Thinking outside the box, as it were, is the best way to come up with a job or business that will match their skills. Real Estate, local government, and Historic Preservation Societies are the first place one would think of that would need the skills of a young historian, especially if they are willing to piece together their jobs in a small “chunk” size that will be more affordable in today’s economy. For example, tell them to pitch to a real estate office that often has historic properties to sell, a service researching the information about what is available tax wise to someone who purchased this property. They could also add a history of the house for another fee---the trick is to keep the fees small and make money by volume. These days a simple, “You know you can get a tax break by buying this house,” does not cut it, people want to see a report or evidence that it can benefit them tax wise to purchase this home. A new graduate could charge a flat fee and work for many realtors. Or how about contacting a set designer or art director through the website, www.setdecorators.org and send a letter offering to do research for them for their next project that features historical interiors, architecture or material culture.

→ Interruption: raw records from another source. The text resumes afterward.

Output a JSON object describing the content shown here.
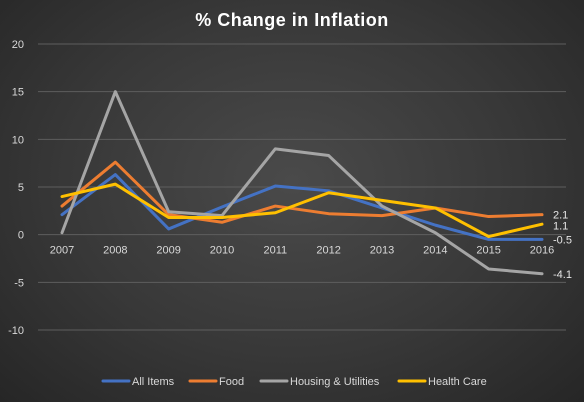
{
  "chart_data": {
    "type": "line",
    "title": "% Change in Inflation",
    "xlabel": "",
    "ylabel": "",
    "categories": [
      "2007",
      "2008",
      "2009",
      "2010",
      "2011",
      "2012",
      "2013",
      "2014",
      "2015",
      "2016"
    ],
    "ylim": [
      -10,
      20
    ],
    "yticks": [
      -10,
      -5,
      0,
      5,
      10,
      15,
      20
    ],
    "grid": true,
    "legend_position": "bottom",
    "series": [
      {
        "name": "All Items",
        "color": "#4472c4",
        "values": [
          2.1,
          6.3,
          0.6,
          2.9,
          5.1,
          4.6,
          2.8,
          1.0,
          -0.5,
          -0.5
        ]
      },
      {
        "name": "Food",
        "color": "#ed7d31",
        "values": [
          3.0,
          7.6,
          2.1,
          1.3,
          3.0,
          2.2,
          2.0,
          2.8,
          1.9,
          2.1
        ]
      },
      {
        "name": "Housing & Utilities",
        "color": "#a5a5a5",
        "values": [
          0.2,
          15.0,
          2.4,
          2.0,
          9.0,
          8.3,
          3.0,
          0.2,
          -3.6,
          -4.1
        ]
      },
      {
        "name": "Health Care",
        "color": "#ffc000",
        "values": [
          4.0,
          5.3,
          1.8,
          1.8,
          2.3,
          4.4,
          3.6,
          2.8,
          -0.2,
          1.1
        ]
      }
    ],
    "end_labels": [
      "2.1",
      "1.1",
      "-0.5",
      "-4.1"
    ]
  }
}
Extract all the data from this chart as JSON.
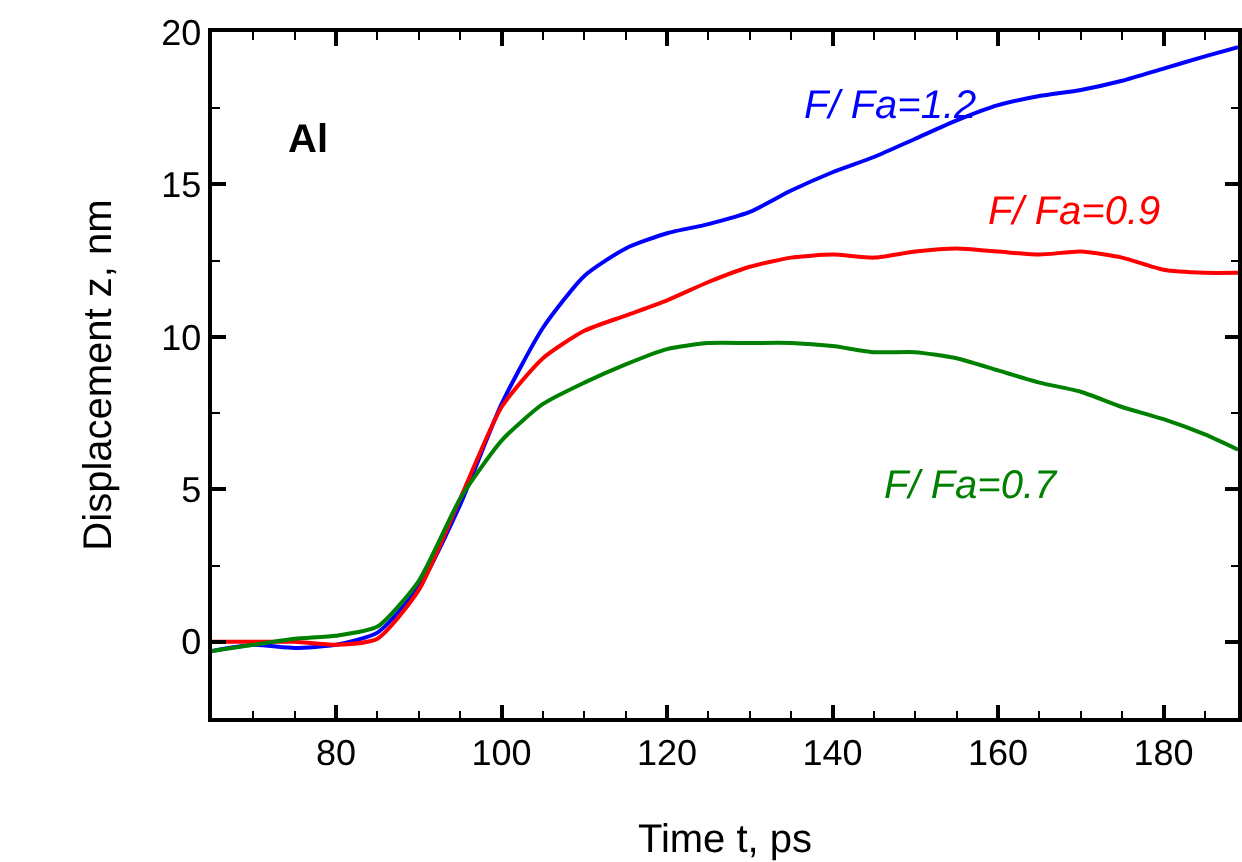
{
  "chart_data": {
    "type": "line",
    "xlabel": "Time t, ps",
    "ylabel": "Displacement z, nm",
    "annotations": [
      "Al"
    ],
    "legend": false,
    "grid": false,
    "x": [
      65,
      70,
      75,
      80,
      85,
      90,
      95,
      100,
      105,
      110,
      115,
      120,
      125,
      130,
      135,
      140,
      145,
      150,
      155,
      160,
      165,
      170,
      175,
      180,
      185,
      189
    ],
    "xlim": [
      65,
      189
    ],
    "xticks": [
      80,
      100,
      120,
      140,
      160,
      180
    ],
    "ylim": [
      -2.5,
      20
    ],
    "yticks": [
      0,
      5,
      10,
      15,
      20
    ],
    "series": [
      {
        "name": "F/ Fa=1.2",
        "color": "#0000ff",
        "values": [
          -0.3,
          -0.1,
          -0.2,
          -0.1,
          0.3,
          1.8,
          4.5,
          7.8,
          10.3,
          12.0,
          12.9,
          13.4,
          13.7,
          14.1,
          14.8,
          15.4,
          15.9,
          16.5,
          17.1,
          17.6,
          17.9,
          18.1,
          18.4,
          18.8,
          19.2,
          19.5
        ]
      },
      {
        "name": "F/ Fa=0.9",
        "color": "#ff0000",
        "values": [
          0,
          0,
          0,
          -0.1,
          0.1,
          1.7,
          4.7,
          7.7,
          9.3,
          10.2,
          10.7,
          11.2,
          11.8,
          12.3,
          12.6,
          12.7,
          12.6,
          12.8,
          12.9,
          12.8,
          12.7,
          12.8,
          12.6,
          12.2,
          12.1,
          12.1
        ]
      },
      {
        "name": "F/ Fa=0.7",
        "color": "#008000",
        "values": [
          -0.3,
          -0.1,
          0.1,
          0.2,
          0.5,
          2.0,
          4.7,
          6.6,
          7.8,
          8.5,
          9.1,
          9.6,
          9.8,
          9.8,
          9.8,
          9.7,
          9.5,
          9.5,
          9.3,
          8.9,
          8.5,
          8.2,
          7.7,
          7.3,
          6.8,
          6.3
        ]
      }
    ]
  }
}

Deciding where their interest lies is a major component in this next piece of advice. The best way to find out their passion and gain valuable experience is to volunteer at a historic site near where they live and get to know the staff so that they will be the first in line when a job does come around. Suggesting that they hone their skills in grant research and writing is something else that is currently very needed and with few people schooled in the proper way to go about the process. They have just graduated with the skills to research and analyze historic properties so connecting with a local appraising office is a place they could give out their cards and sell their ideas.
To her credit she was very respectful and listened as I came up with two or three ideas that she could put into action immediately. I am sure I sounded like I was very naïve as I spun the ideas and tried to get her excited about their potential to, if not make a living wage, at least be something to keep her active and engaged in her quest to find the perfect fit for her.
I have been very lucky in my career and I think it is because I have always done what I wanted to for the most part. I was blessed with an optimistic outlook no matter what befell me. I forget that lots of people do not have an entrepreneur’s constitution, and to be successful you certainly need a strong one.
This being said, I have also learned that when you float an idea that seems “out there” you definitely are blessed to have someone listening to you who takes the idea and without prejudice helps you flesh out the pluses and minuses of the proposal. These people are few and far between and I have found that when you find someone with great patience and listening ear, hang on to them as a friend or contemporary…or marry them as I did.
I have no idea whether or not she has gone on and taken any of my advice. I do know, however, that she knows that she can always find a willing listener in me if she needs one.